Perhaps the most damning piece of circumstantial evidence so far is a statistical analysis by Georgetown professor Irfan Noorudin at the request of the Organization of American States (OAS). It demonstrates that:

The Honduran national election of 2017 experienced a dramatic vote swing away from the opposition alliance and towards the incumbent National Party. This analysis raises doubts about the plausibility of such a reversal of fortunes. If one believes the vote tallies to be accurate, it is plausible to have such a swing. But the pattern of votes, particularly in turnout rates, is suspicious.
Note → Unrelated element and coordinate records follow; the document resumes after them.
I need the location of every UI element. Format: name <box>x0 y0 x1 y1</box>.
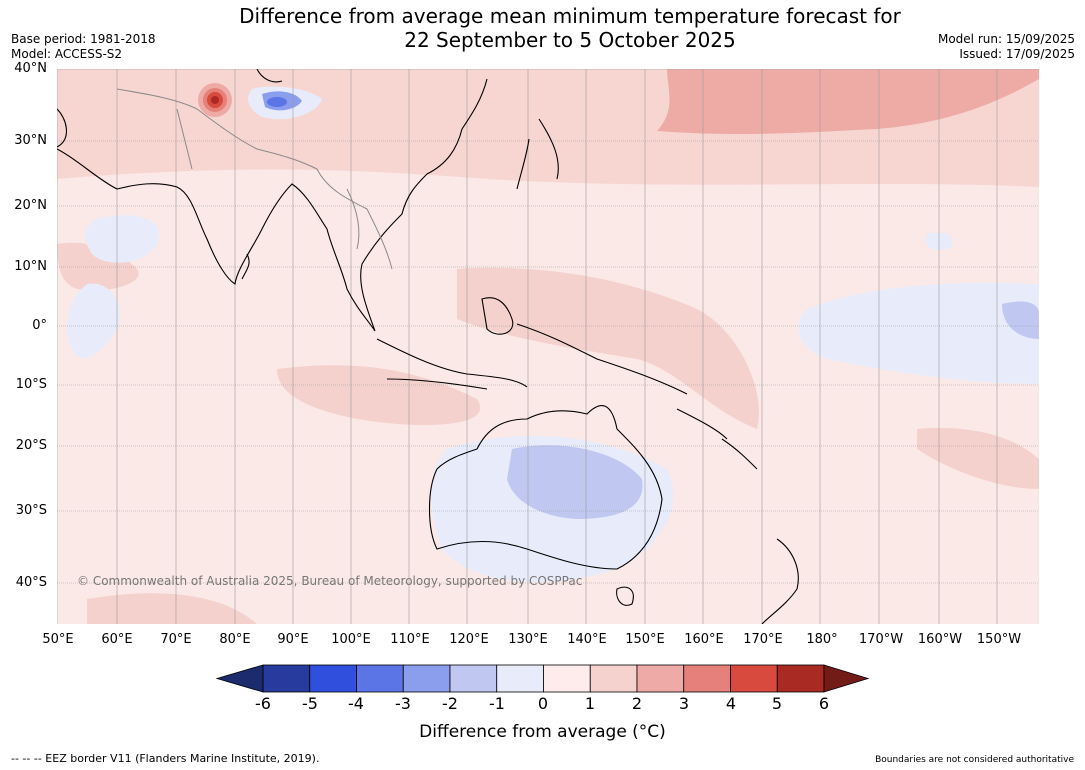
colorbar-cell <box>636 664 685 693</box>
map-svg <box>57 69 1039 624</box>
lon-label: 80°E <box>219 632 251 647</box>
lon-label: 110°E <box>390 632 430 647</box>
lon-label: 170°E <box>743 632 783 647</box>
copyright-text: © Commonwealth of Australia 2025, Bureau… <box>77 574 583 588</box>
lat-label: 0° <box>32 318 47 333</box>
lon-label: 160°W <box>917 632 963 647</box>
meta-right: Model run: 15/09/2025 Issued: 17/09/2025 <box>938 32 1075 62</box>
anomaly-fields <box>57 69 1039 624</box>
lat-label: 10°S <box>15 377 47 392</box>
boundaries-note: Boundaries are not considered authoritat… <box>875 755 1074 765</box>
lat-label: 40°S <box>15 575 47 590</box>
lat-label: 20°N <box>14 198 47 213</box>
colorbar-label: 2 <box>631 694 643 713</box>
colorbar-label: -2 <box>442 694 458 713</box>
colorbar-label: 6 <box>818 694 830 713</box>
colorbar-label: -5 <box>302 694 318 713</box>
colorbar-label: 1 <box>584 694 596 713</box>
issued-date: Issued: 17/09/2025 <box>959 47 1075 61</box>
lat-label: 20°S <box>15 438 47 453</box>
colorbar-cell <box>402 664 451 693</box>
colorbar-cell <box>683 664 731 693</box>
lon-label: 150°W <box>976 632 1022 647</box>
lon-label: 150°E <box>625 632 665 647</box>
colorbar-label: -4 <box>348 694 364 713</box>
colorbar-cell <box>496 664 544 693</box>
colorbar-cell <box>543 664 591 693</box>
country-borders <box>116 88 393 270</box>
lon-label: 160°E <box>684 632 724 647</box>
colorbar-cell <box>449 664 498 693</box>
colorbar-cell <box>730 664 778 693</box>
lon-label: 90°E <box>277 632 309 647</box>
colorbar-label: 0 <box>537 694 549 713</box>
lon-label: 50°E <box>42 632 74 647</box>
lat-label: 30°N <box>14 133 47 148</box>
colorbar-cell <box>262 664 311 693</box>
lon-label: 120°E <box>449 632 489 647</box>
lat-label: 40°N <box>14 61 47 76</box>
colorbar-label: -6 <box>255 694 271 713</box>
lon-label: 130°E <box>508 632 548 647</box>
title-line-1: Difference from average mean minimum tem… <box>239 4 901 28</box>
colorbar-label: 4 <box>725 694 737 713</box>
map-title: Difference from average mean minimum tem… <box>0 4 1085 52</box>
title-line-2: 22 September to 5 October 2025 <box>404 28 736 52</box>
colorbar-label: -3 <box>395 694 411 713</box>
colorbar <box>215 664 870 693</box>
lon-label: 60°E <box>101 632 133 647</box>
coastlines <box>57 69 799 624</box>
colorbar-cells <box>262 664 825 693</box>
lon-label: 70°E <box>160 632 192 647</box>
colorbar-cell <box>589 664 638 693</box>
lon-label: 170°W <box>858 632 904 647</box>
colorbar-title: Difference from average (°C) <box>419 722 666 742</box>
colorbar-cell <box>309 664 357 693</box>
lat-label: 30°S <box>15 503 47 518</box>
lon-label: 180° <box>806 632 838 647</box>
model-run: Model run: 15/09/2025 <box>937 32 1075 46</box>
lat-label: 10°N <box>14 259 47 274</box>
lon-label: 100°E <box>331 632 371 647</box>
base-period: Base period: 1981-2018 <box>11 32 156 46</box>
colorbar-label: 3 <box>678 694 690 713</box>
graticule <box>57 69 1039 624</box>
colorbar-under-arrow <box>215 664 264 693</box>
eez-note: -- -- -- EEZ border V11 (Flanders Marine… <box>11 752 320 765</box>
colorbar-label: -1 <box>489 694 505 713</box>
lon-label: 140°E <box>567 632 607 647</box>
map-panel: © Commonwealth of Australia 2025, Bureau… <box>57 69 1039 624</box>
colorbar-cell <box>776 664 825 693</box>
colorbar-label: 5 <box>771 694 783 713</box>
model-name: Model: ACCESS-S2 <box>11 47 123 61</box>
meta-left: Base period: 1981-2018 Model: ACCESS-S2 <box>11 32 156 62</box>
colorbar-cell <box>356 664 404 693</box>
colorbar-over-arrow <box>823 664 870 693</box>
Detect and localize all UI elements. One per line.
As documented above, there’s a marked break in the data that is hard to explain as pure chance.

Noorudin firmly concludes: “On the basis of this analysis, I would reject the proposition that the National Party won the election legitimately.”


Partly based on this analysis, the OAS Electoral Observation Mission in Honduras stated it could not be certain about the validity of the results. OAS Secretary General Luis Almagro has called for a new election.


But despite how compelling Noorudin’s analysis is, there is still a missing link that he mentions: the vote tallies from polling stations. Up until now, neither the opposition nor international observers have presented evidence showing that the vote tallies were systematically altered.


Given the magnitude of the alleged fraud—a little over 50,000 votes to swing the election—one would expect that during the recount the international observers would have discovered plenty of evidence of how vote tallies were tampered with or did not match the amount of votes registered in each ballot box. While the OAS found irregularities in a “small number” of vote tallies, it does not mention anything significant enough to change the result.


Thus, all the suspicion lies on how the computer system went down when opposition candidate Salvador Nasralla was ahead with 57% of vote tallies counted and the subsequent dramatic (and statistically implausible) swing in favor of president Juan Orlando Hernández. However, the results announced by the Electoral Tribunal are ultimately backed up by physical vote tallies from each polling station.


And that is the conundrum: Either widespread fraud was conducted with surgical precision up to a point where a multitude of international observers cannot conclusively prove that it happened, or the statistically implausible actually happened and Hernández won the election fairly.